Limitations & Future Work¶
- Marginal accuracy gain: The semantic mIoU improvement over EMSAFormer on NYUv2 is only +0.06, which is not substantial.
- High-resolution scalability: The current implementation struggles with very high-resolution images or video, as computational complexity grows with resolution.
- Ideal depth sensor assumption: The model assumes calibrated, noise-free RGB-D input and does not address issues with consumer-grade depth sensors such as reflections, transparent surfaces, or boundary sparsity.
- No temporal consistency: Frames are processed independently without considering temporal coherence in video streams, which may cause segmentation flickering in dynamic scenes.
- 1/4-channel fusion limitation: Although FLOPs are reduced, fine-grained inter-channel interactions may be partially lost.
- Limited modality exploration: Modalities such as thermal imaging and point clouds are not explored, limiting robustness in diverse environments.
Related Work & Insights¶
- vs. EMSAFormer: Replaces Swin v2 with a FasterNet-M fusion encoder, achieving fewer parameters (71.82M vs. 72.08M), 24% faster inference (20.33 vs. 16.32 FPS), and comparable or slightly better accuracy.
- vs. EMSANet: Shares the non-bottleneck 1D design philosophy but restricts it to the instance decoder and introduces NFCL/CFIL for cross-dimensional guidance.
- vs. SegFormer: Inherits the lightweight MLP decoder design but identifies the shallow-feature misguiding problem and addresses it with NFCL.
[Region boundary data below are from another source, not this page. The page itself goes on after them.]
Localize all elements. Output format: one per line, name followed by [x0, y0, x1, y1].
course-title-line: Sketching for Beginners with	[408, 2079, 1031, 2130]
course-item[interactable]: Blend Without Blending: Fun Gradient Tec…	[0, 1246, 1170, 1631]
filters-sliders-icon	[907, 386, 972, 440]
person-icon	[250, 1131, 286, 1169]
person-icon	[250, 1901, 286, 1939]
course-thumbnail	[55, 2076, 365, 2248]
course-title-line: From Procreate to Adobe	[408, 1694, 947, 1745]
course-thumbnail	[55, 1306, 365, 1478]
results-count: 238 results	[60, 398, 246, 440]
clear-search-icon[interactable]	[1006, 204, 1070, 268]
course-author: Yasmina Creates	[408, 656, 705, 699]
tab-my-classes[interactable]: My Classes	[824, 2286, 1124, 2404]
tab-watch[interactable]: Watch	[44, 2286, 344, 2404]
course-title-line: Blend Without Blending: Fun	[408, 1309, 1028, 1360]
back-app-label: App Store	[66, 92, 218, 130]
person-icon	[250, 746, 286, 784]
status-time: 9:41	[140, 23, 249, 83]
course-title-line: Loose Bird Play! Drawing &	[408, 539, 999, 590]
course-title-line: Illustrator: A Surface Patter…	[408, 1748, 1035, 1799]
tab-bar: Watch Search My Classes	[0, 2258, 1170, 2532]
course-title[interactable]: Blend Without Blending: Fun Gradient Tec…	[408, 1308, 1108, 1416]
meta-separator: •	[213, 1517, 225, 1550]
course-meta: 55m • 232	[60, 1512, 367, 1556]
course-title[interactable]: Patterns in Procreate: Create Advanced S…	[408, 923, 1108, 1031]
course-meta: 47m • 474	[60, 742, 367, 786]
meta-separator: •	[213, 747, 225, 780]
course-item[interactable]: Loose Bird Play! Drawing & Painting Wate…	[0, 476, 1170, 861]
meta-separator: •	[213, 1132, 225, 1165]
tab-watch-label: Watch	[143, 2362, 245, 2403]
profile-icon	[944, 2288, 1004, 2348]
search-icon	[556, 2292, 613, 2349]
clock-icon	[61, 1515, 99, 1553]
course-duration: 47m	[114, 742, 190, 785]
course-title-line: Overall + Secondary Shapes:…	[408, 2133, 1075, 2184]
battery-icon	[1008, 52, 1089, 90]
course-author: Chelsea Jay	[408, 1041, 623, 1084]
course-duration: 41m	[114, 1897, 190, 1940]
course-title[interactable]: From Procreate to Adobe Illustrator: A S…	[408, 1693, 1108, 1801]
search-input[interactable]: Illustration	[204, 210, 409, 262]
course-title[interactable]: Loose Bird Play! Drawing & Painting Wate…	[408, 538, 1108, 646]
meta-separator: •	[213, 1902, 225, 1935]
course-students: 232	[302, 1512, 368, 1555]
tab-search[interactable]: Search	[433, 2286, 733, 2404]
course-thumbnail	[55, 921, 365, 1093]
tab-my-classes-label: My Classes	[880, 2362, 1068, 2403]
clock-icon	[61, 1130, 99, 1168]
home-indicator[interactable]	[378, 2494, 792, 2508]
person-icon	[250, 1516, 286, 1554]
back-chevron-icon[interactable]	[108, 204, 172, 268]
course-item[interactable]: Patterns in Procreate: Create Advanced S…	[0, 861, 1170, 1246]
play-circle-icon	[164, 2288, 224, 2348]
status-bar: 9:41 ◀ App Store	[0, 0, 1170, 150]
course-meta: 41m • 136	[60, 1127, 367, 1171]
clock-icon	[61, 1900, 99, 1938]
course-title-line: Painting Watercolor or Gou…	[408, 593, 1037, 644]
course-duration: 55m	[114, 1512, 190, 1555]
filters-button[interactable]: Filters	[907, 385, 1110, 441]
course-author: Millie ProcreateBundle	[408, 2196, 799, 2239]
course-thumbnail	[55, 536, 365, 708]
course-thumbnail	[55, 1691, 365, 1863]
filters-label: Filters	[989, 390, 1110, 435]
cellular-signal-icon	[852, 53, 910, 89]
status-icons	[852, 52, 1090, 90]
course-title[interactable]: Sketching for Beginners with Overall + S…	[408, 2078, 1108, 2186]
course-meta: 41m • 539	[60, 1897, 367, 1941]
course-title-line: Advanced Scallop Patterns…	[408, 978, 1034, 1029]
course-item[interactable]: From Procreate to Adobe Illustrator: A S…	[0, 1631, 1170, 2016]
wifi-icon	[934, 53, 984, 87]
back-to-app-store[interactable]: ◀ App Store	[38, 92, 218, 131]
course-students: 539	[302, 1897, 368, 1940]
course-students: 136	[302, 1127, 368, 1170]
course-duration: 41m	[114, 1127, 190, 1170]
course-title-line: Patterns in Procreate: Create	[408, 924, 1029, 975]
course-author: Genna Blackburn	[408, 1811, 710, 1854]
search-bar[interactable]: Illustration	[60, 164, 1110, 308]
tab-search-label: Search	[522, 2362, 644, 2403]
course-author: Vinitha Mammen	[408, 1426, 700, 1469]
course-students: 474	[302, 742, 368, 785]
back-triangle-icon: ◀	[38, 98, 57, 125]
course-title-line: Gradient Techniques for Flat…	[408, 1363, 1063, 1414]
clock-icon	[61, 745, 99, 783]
- vs. FasterNet: Directly adopts the partial convolution idea to build the fusion encoder, extended to the 4-channel RGBD setting.
Rating¶
- Novelty: ⭐⭐⭐ — Each component is well-motivated but represents a combination of existing techniques (channel redundancy + BN-based attention + adaptive loss), lacking fundamental innovation.
- Experimental Thoroughness: ⭐⭐⭐⭐ — Three datasets, comprehensive ablation studies (encoder, CFIL placement, NFCL layer selection, loss modulation factor, module comparisons), and complete complexity analysis.
- Writing Quality: ⭐⭐⭐⭐ — Clear structure, rich figures and tables, complete formula derivations, and good readability.
- Value: ⭐⭐⭐ — Strong engineering practicality for resource-constrained robot deployment scenarios, though the academic contribution is relatively incremental.